You are faced with the difficult task to set up a dungeon for adventurers. However you made a deal with the guild: any adventurer brave enough to beat the dungeon and reach the treasure room will be guaranteed to recieve some treasure, whatever he or she does. Of course, this goes against your master's rules, and so you will need to be clever about it. Under normal circumstances, the treasure room works as follows:
- There are N keys, and M rooms containing one treasure chest each. Every key opens at least one chest, and every chest has at least one key opening it, but you have no control over which keys open which chests.
- Each adventurer can pick a key, enter one chest room, and attempt to open each chest reachable from that room, with each key in his or her possession.
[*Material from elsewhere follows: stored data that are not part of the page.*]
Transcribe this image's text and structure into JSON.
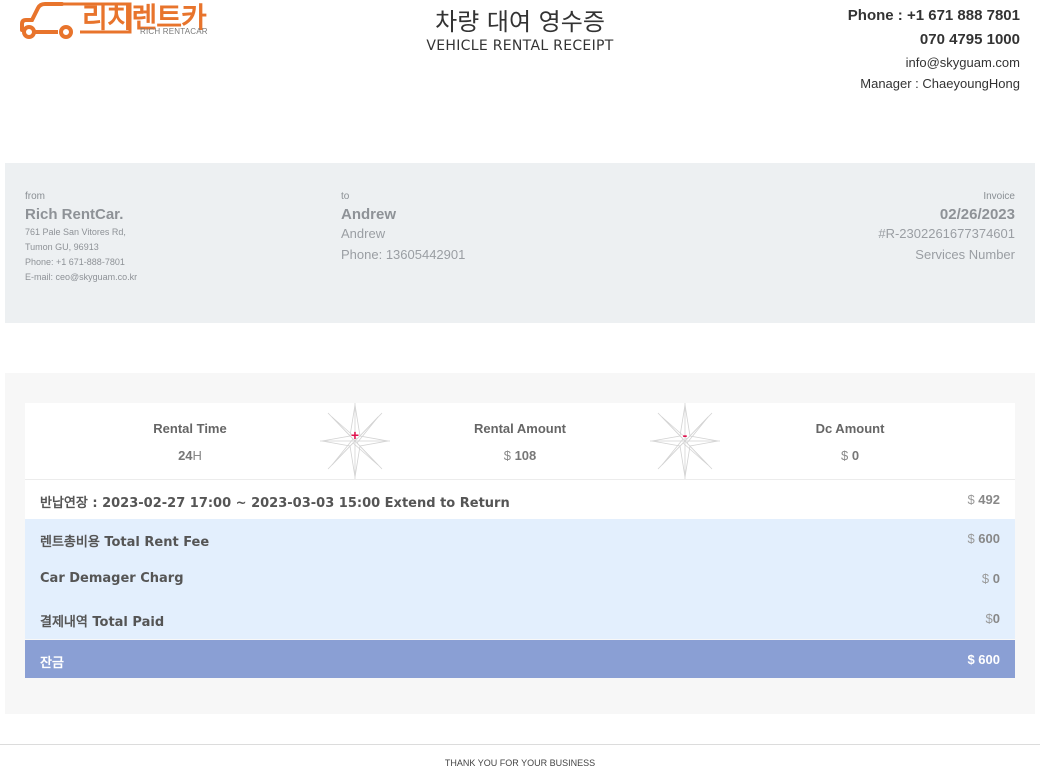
{
  "brand": {
    "name_ko": "리치렌트카",
    "name_en": "RICH RENTACAR",
    "colors": {
      "logo_orange": "#e8742c",
      "logo_dark": "#2b2b2b"
    },
    "icon": "car-outline-icon"
  },
  "header": {
    "title_ko": "차량 대여 영수증",
    "title_en": "VEHICLE RENTAL RECEIPT"
  },
  "contact": {
    "phone1": "Phone : +1 671 888 7801",
    "phone2": "070 4795 1000",
    "email": "info@skyguam.com",
    "manager": "Manager : ChaeyoungHong"
  },
  "from": {
    "label": "from",
    "name": "Rich RentCar.",
    "address1": "761 Pale San Vitores Rd,",
    "address2": "Tumon GU, 96913",
    "phone": "Phone: +1 671-888-7801",
    "email": "E-mail: ceo@skyguam.co.kr"
  },
  "to": {
    "label": "to",
    "name": "Andrew",
    "name2": "Andrew",
    "phone": "Phone: 13605442901"
  },
  "invoice": {
    "label": "Invoice",
    "date": "02/26/2023",
    "number": "#R-2302261677374601",
    "services": "Services Number"
  },
  "summary": {
    "rental_time": {
      "label": "Rental Time",
      "value": "24",
      "unit": "H"
    },
    "plus": "+",
    "rental_amount": {
      "label": "Rental Amount",
      "currency": "$",
      "value": "108"
    },
    "minus": "-",
    "dc_amount": {
      "label": "Dc Amount",
      "currency": "$",
      "value": "0"
    }
  },
  "rows": {
    "extend": {
      "label": "반납연장 : 2023-02-27 17:00 ~ 2023-03-03 15:00 Extend to Return",
      "currency": "$",
      "value": "492"
    },
    "total": {
      "label": "렌트총비용 Total Rent Fee",
      "currency": "$",
      "value": "600"
    },
    "damage": {
      "label": "Car Demager Charg",
      "currency": "$",
      "value": "0"
    },
    "paid": {
      "label": "결제내역 Total Paid",
      "currency": "$",
      "value": "0"
    },
    "balance": {
      "label": "잔금",
      "currency": "$",
      "value": "600"
    }
  },
  "colors": {
    "info_bg": "#edf0f2",
    "row_blue": "#e3effd",
    "balance_bg": "#8a9fd4",
    "operator_red": "#e0104d"
  },
  "footer": {
    "text": "THANK YOU FOR YOUR BUSINESS"
  }
}
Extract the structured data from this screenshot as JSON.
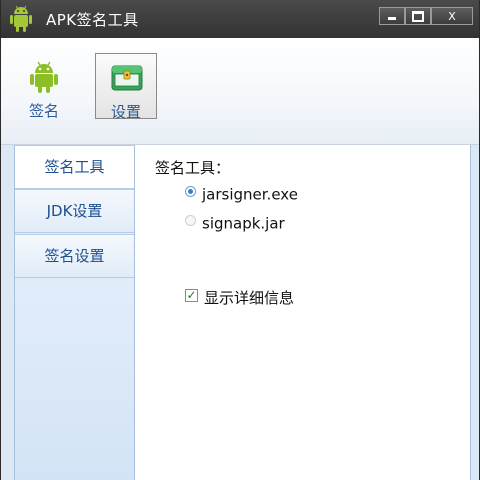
{
  "window": {
    "title": "APK签名工具",
    "controls": {
      "minimize": "minimize",
      "maximize": "maximize",
      "close": "X"
    }
  },
  "toolbar": {
    "items": [
      {
        "label": "签名",
        "icon": "android-robot-icon"
      },
      {
        "label": "设置",
        "icon": "settings-chest-icon"
      }
    ]
  },
  "nav": {
    "items": [
      {
        "label": "签名工具",
        "active": true
      },
      {
        "label": "JDK设置",
        "active": false
      },
      {
        "label": "签名设置",
        "active": false
      }
    ]
  },
  "panel": {
    "section_label": "签名工具：",
    "options": [
      {
        "label": "jarsigner.exe",
        "checked": true
      },
      {
        "label": "signapk.jar",
        "checked": false
      }
    ],
    "verbose_label": "显示详细信息",
    "verbose_checked": true
  },
  "colors": {
    "title_bar": "#3b3b3b",
    "accent": "#2a5d9b",
    "radio_dot": "#3a7bd5",
    "check_mark": "#1f7f1f"
  }
}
Your plan is to place the keys on keyrings (so that an adventurer that picks a key also gets any other keys on the same keyring), and dig tunnels connecting different chest rooms (so that an adventurer that enters a chest room can also reach any other rooms connected to it via tunnels), so that for every combination of keyring and chest room, there is at least one key on the keyring that can open a chest reachable from that room. Now, if you were unsupervised, you could put all N keys on the same keyring and connect all M rooms to each other, but you are under close surveillance, so you will need to minimize the risk of getting caught. In practice, this means that you will need to ensure the adventurer wins, with the fewest combinations of keys and chest. For example, combining key 1 and key 2 in one key ring and then combining this key ring with key 3 counts for 2 combinations, and the same goes for chests. You don't have all eternity to find a solution. Your procedure should be able to tell you the actions to take in a reasonable time as a function of N and M.
Is there a way you can ensure you fulfill your contract in the minimum number of combinations?